Walk Alone

“He walks best who walks alone, wrote the British author H. F. Ellis.

Many other writers concurr. “One of the pleasantest things in the world is going on a journey,” wrote William Hazlitt, “but I like to do it [by] myself.” Similarly, Genevan philosopher Jacques Rousseau, Scottish novelist Robert Louis Stevenson and American naturalist Henry David Thoreau all extolled the virtues of walking alone.

Stevenson said it gives you freedom to choose your own direction and pace (not too slow nor too fast). Thoreau wrote that solitary walks allow you to be “buried in nature,” by which he meant focusing one’s attention on things like flowers, trees, the sound of wind and the touch of a gentle rain. Predictably, Rousseau took a more philosophic view: “I have never thought so much, existed so much, lived so much . . . as in the journeys which I have made alone and on foot” (emphasis is mine).

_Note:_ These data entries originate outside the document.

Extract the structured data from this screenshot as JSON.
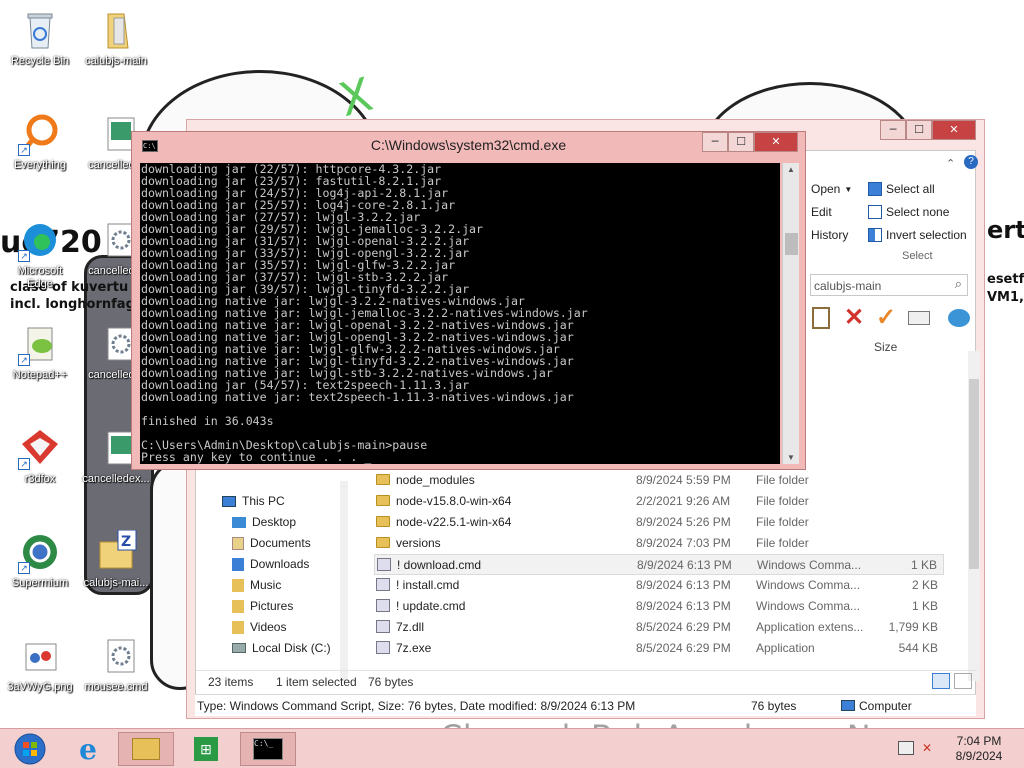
{
  "wallpaper": {
    "text_left_1": "uc720",
    "text_left_2": "clase of kuvertu",
    "text_left_3": "incl. longhornfag",
    "text_right_1": "ertu",
    "text_right_2": "esetfc",
    "text_right_3": "VM1,",
    "watermark": "CherrydoBoloAconha on Newgrounds."
  },
  "desktop": {
    "icons": [
      {
        "label": "Recycle Bin",
        "icon": "recycle-bin-icon"
      },
      {
        "label": "calubjs-main",
        "icon": "folder-icon"
      },
      {
        "label": "Everything",
        "icon": "search-app-icon"
      },
      {
        "label": "cancelled...",
        "icon": "image-file-icon"
      },
      {
        "label": "Microsoft Edge",
        "icon": "edge-icon"
      },
      {
        "label": "cancelled...",
        "icon": "settings-file-icon"
      },
      {
        "label": "Notepad++",
        "icon": "notepadpp-icon"
      },
      {
        "label": "cancelled...",
        "icon": "settings-file-icon"
      },
      {
        "label": "r3dfox",
        "icon": "r3dfox-icon"
      },
      {
        "label": "cancelledex...",
        "icon": "image-file-icon"
      },
      {
        "label": "Supermium",
        "icon": "supermium-icon"
      },
      {
        "label": "calubjs-mai...",
        "icon": "zip-folder-icon"
      },
      {
        "label": "3aVWyG.png",
        "icon": "png-file-icon"
      },
      {
        "label": "mousee.cmd",
        "icon": "settings-file-icon"
      }
    ]
  },
  "cmd": {
    "title": "C:\\Windows\\system32\\cmd.exe",
    "lines": [
      "downloading jar (22/57): httpcore-4.3.2.jar",
      "downloading jar (23/57): fastutil-8.2.1.jar",
      "downloading jar (24/57): log4j-api-2.8.1.jar",
      "downloading jar (25/57): log4j-core-2.8.1.jar",
      "downloading jar (27/57): lwjgl-3.2.2.jar",
      "downloading jar (29/57): lwjgl-jemalloc-3.2.2.jar",
      "downloading jar (31/57): lwjgl-openal-3.2.2.jar",
      "downloading jar (33/57): lwjgl-opengl-3.2.2.jar",
      "downloading jar (35/57): lwjgl-glfw-3.2.2.jar",
      "downloading jar (37/57): lwjgl-stb-3.2.2.jar",
      "downloading jar (39/57): lwjgl-tinyfd-3.2.2.jar",
      "downloading native jar: lwjgl-3.2.2-natives-windows.jar",
      "downloading native jar: lwjgl-jemalloc-3.2.2-natives-windows.jar",
      "downloading native jar: lwjgl-openal-3.2.2-natives-windows.jar",
      "downloading native jar: lwjgl-opengl-3.2.2-natives-windows.jar",
      "downloading native jar: lwjgl-glfw-3.2.2-natives-windows.jar",
      "downloading native jar: lwjgl-tinyfd-3.2.2-natives-windows.jar",
      "downloading native jar: lwjgl-stb-3.2.2-natives-windows.jar",
      "downloading jar (54/57): text2speech-1.11.3.jar",
      "downloading native jar: text2speech-1.11.3-natives-windows.jar",
      "",
      "finished in 36.043s",
      "",
      "C:\\Users\\Admin\\Desktop\\calubjs-main>pause",
      "Press any key to continue . . . _"
    ],
    "controls": {
      "minimize": "─",
      "maximize": "☐",
      "close": "✕"
    }
  },
  "explorer": {
    "ribbon": {
      "open": "Open",
      "edit": "Edit",
      "history": "History",
      "select_all": "Select all",
      "select_none": "Select none",
      "invert_selection": "Invert selection",
      "group_select": "Select"
    },
    "search_placeholder": "calubjs-main",
    "column_size": "Size",
    "nav": [
      {
        "label": "This PC",
        "icon": "computer-icon"
      },
      {
        "label": "Desktop",
        "icon": "desktop-icon"
      },
      {
        "label": "Documents",
        "icon": "documents-icon"
      },
      {
        "label": "Downloads",
        "icon": "downloads-icon"
      },
      {
        "label": "Music",
        "icon": "music-icon"
      },
      {
        "label": "Pictures",
        "icon": "pictures-icon"
      },
      {
        "label": "Videos",
        "icon": "videos-icon"
      },
      {
        "label": "Local Disk (C:)",
        "icon": "disk-icon"
      }
    ],
    "files": [
      {
        "name": "node_modules",
        "date": "8/9/2024 5:59 PM",
        "type": "File folder",
        "size": "",
        "kind": "folder"
      },
      {
        "name": "node-v15.8.0-win-x64",
        "date": "2/2/2021 9:26 AM",
        "type": "File folder",
        "size": "",
        "kind": "folder"
      },
      {
        "name": "node-v22.5.1-win-x64",
        "date": "8/9/2024 5:26 PM",
        "type": "File folder",
        "size": "",
        "kind": "folder"
      },
      {
        "name": "versions",
        "date": "8/9/2024 7:03 PM",
        "type": "File folder",
        "size": "",
        "kind": "folder"
      },
      {
        "name": "! download.cmd",
        "date": "8/9/2024 6:13 PM",
        "type": "Windows Comma...",
        "size": "1 KB",
        "kind": "cmd"
      },
      {
        "name": "! install.cmd",
        "date": "8/9/2024 6:13 PM",
        "type": "Windows Comma...",
        "size": "2 KB",
        "kind": "cmd"
      },
      {
        "name": "! update.cmd",
        "date": "8/9/2024 6:13 PM",
        "type": "Windows Comma...",
        "size": "1 KB",
        "kind": "cmd"
      },
      {
        "name": "7z.dll",
        "date": "8/5/2024 6:29 PM",
        "type": "Application extens...",
        "size": "1,799 KB",
        "kind": "dll"
      },
      {
        "name": "7z.exe",
        "date": "8/5/2024 6:29 PM",
        "type": "Application",
        "size": "544 KB",
        "kind": "exe"
      }
    ],
    "status": {
      "items": "23 items",
      "selected": "1 item selected",
      "selected_size": "76 bytes"
    },
    "details_bar": {
      "text": "Type: Windows Command Script, Size: 76 bytes, Date modified: 8/9/2024 6:13 PM",
      "size": "76 bytes",
      "location": "Computer"
    }
  },
  "taskbar": {
    "time": "7:04 PM",
    "date": "8/9/2024"
  }
}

I see the subject pragmatically. Frankly, it’s hard to find hiking/walking partners. Because . . .

  1. They need to travel at the same pace. Too slow will leave you frustrated; too fast will leave you, well, behind!
  2. They need to be able to talk or not talk, depending on the occasion (I’m pretty sure I’ve lost partners because I talk too much).
  3. And this is the most important, they need to be available. I’m pretty sure that if you must have a partner to walk, you will not walk regularly. People have other obligations in life than you, and they travel or get sick.

So my take is that there are advantages and pleasure to both walking alone and with companions. The writers I’ve mentioned in this blog give the plusses of going it alone. A later entry will extol the joys of walking with others.

For the record, most of my long hikes are with a companion or two; most of my daily walks are taken alone.